A Different Perspective

By Anne L. DeCicco cae cmp ecam
aldecicco@aol.com

If physicians gave out "frequent patient" cards, I would have filled many during the past year. My list of specialists is longer than my holiday card list. I have made so many trips to doctors and hospitals that if physicians gave away air miles I would be eligible for an around-the-world trip.

During the past year I have had to force myself to become, in some ways, a different person. It hasn't been easy. None of us like giving up control of our personal lives -- what we do, when we do it, how we do it, and so forth. I have had to do just that, letting the medical world direct my own, and I wasn't very good about it. In fact, I am a terrible patient.

But, I learned some important lessons along the way that have application in my work and, I think, in yours, too. First, one cannot take anything for granted, change is the blink of an eye away. This the travel goods industry learned on September 11th. This I learned with a shocking medical diagnosis. How does our thinking change as a result of these experiences? Are we prepared to make quick right turns to meet life's changes that come faster and faster?

The second lesson I learned is to take nothing for granted. As unbelievable as it may seem, there have been times when I was given a different answer to the same question from each of the three or four specialists. As a result, I have had to force myself to accept more responsibility for finding information on my own, digesting it, and making my own decisions. In our business, I can't tell you how much of my office time is spent dispelling rumors about everything from another store going bankrupt, to manufacturers going out of business, to unpleasant and untrue comments about people in the industry. Unfortunately, one of the strengths of this industry is its ability to spread a rumor all the way to China in a matter of hours. How much better would we feel about ourselves as an industry if the messages we spread were true and positive ones!

Third, although I might consider myself, as a patient, to be a "frequent customer" and deserve some recognition (maybe a fee reduction?), the medical field doesn't yet equate patients as customers. Doctors and hospitals are both guilty of that. My health care travails have made me do a lot of thinking about what I see when visiting travel goods stores. As a result, one of my goals for this year is to renew my focus on how the travel goods industry thinks about its customers and treats them. Why do customers come into our stores and why do they return? Travel Goods Week will be a perfect time to start a new emphasis on customer appreciation and retention.

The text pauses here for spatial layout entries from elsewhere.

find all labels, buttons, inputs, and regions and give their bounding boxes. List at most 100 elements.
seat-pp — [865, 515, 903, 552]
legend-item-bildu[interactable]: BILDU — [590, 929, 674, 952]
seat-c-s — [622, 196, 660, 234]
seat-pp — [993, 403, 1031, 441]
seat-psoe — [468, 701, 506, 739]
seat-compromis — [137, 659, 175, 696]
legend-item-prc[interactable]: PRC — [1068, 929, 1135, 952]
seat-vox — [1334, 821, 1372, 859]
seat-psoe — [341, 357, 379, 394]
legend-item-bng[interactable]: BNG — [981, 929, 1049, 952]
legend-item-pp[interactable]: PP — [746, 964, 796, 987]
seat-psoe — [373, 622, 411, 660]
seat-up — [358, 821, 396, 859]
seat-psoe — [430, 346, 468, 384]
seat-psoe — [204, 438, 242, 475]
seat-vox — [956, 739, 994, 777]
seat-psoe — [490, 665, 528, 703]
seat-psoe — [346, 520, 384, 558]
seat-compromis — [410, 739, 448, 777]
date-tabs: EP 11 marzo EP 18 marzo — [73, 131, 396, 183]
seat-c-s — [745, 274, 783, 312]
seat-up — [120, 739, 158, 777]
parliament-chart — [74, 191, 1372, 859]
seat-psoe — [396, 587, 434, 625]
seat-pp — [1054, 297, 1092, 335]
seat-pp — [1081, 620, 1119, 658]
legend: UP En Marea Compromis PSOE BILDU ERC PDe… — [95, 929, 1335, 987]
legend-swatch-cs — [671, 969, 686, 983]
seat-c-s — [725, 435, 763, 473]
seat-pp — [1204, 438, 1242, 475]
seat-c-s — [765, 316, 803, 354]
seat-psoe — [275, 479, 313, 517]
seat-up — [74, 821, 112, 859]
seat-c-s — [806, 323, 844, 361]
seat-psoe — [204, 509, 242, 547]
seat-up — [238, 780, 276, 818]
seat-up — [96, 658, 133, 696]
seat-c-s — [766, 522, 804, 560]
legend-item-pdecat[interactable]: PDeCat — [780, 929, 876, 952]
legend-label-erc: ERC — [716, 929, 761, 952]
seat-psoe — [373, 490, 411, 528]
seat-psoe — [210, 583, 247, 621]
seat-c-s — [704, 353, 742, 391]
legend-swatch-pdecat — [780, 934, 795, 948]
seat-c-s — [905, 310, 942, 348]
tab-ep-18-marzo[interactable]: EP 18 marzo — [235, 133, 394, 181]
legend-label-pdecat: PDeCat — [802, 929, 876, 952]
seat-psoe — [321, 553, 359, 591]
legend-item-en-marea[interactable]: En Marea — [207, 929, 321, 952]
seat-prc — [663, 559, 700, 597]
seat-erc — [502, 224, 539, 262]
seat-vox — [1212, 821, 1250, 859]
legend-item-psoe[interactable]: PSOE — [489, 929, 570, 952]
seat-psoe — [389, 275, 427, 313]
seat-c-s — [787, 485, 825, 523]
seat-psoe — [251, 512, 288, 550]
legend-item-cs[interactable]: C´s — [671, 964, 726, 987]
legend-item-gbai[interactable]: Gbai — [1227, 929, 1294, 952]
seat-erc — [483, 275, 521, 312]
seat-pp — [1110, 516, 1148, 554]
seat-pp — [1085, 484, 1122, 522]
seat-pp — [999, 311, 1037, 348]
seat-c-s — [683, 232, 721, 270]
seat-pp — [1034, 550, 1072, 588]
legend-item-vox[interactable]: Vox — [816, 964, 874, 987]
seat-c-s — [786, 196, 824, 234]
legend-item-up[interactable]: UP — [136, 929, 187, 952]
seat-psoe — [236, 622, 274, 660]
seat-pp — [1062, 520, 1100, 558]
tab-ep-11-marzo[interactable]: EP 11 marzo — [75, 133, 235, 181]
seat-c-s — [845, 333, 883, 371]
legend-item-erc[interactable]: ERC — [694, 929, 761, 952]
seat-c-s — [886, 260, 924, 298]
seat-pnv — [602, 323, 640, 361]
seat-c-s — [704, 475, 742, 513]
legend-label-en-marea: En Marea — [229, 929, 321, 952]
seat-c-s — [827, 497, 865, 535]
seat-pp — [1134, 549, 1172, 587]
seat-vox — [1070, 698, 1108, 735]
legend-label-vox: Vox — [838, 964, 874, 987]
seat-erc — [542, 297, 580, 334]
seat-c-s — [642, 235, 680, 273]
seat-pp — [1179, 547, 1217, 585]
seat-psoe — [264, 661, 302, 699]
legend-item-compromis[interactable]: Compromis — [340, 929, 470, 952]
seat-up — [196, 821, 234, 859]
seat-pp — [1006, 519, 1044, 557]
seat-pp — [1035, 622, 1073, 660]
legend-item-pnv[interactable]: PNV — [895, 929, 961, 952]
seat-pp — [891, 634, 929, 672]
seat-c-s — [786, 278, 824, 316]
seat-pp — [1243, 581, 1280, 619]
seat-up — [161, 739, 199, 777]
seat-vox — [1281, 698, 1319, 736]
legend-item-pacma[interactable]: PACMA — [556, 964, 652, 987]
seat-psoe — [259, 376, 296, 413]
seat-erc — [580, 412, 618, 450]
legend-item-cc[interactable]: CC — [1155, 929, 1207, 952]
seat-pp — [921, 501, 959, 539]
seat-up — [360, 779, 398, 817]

Fourth, the time I have been forced to spend on things other than TGA has been the hardest lesson with the biggest reward. I love my job and before my illness it was the priority in my life. In recent months I have readjusted my priorities and learned that I can accomplish even more on the professional side by spending more time enjoying the personal side of my life. How easy it is for all of us to become so wrapped up in our professional life that we miss a great new movie, a book by a favorite author, a child's lacrosse game, the smell of fall leaves and fireplaces, and spring flowers poking through the snow. Yet, each of these personal experiences better equips us to think and act differently and perform better in the workplace.

Something or someone has to shake you into making the changes you know in your heart you need to make. I encourage you to step back from the trials of your store or company on a regular basis and take a fresh look. And, I urge you to come to the Travel Goods Show this year and make that your Day One of approaching how you conduct your business in a new, profitable and rewarding way.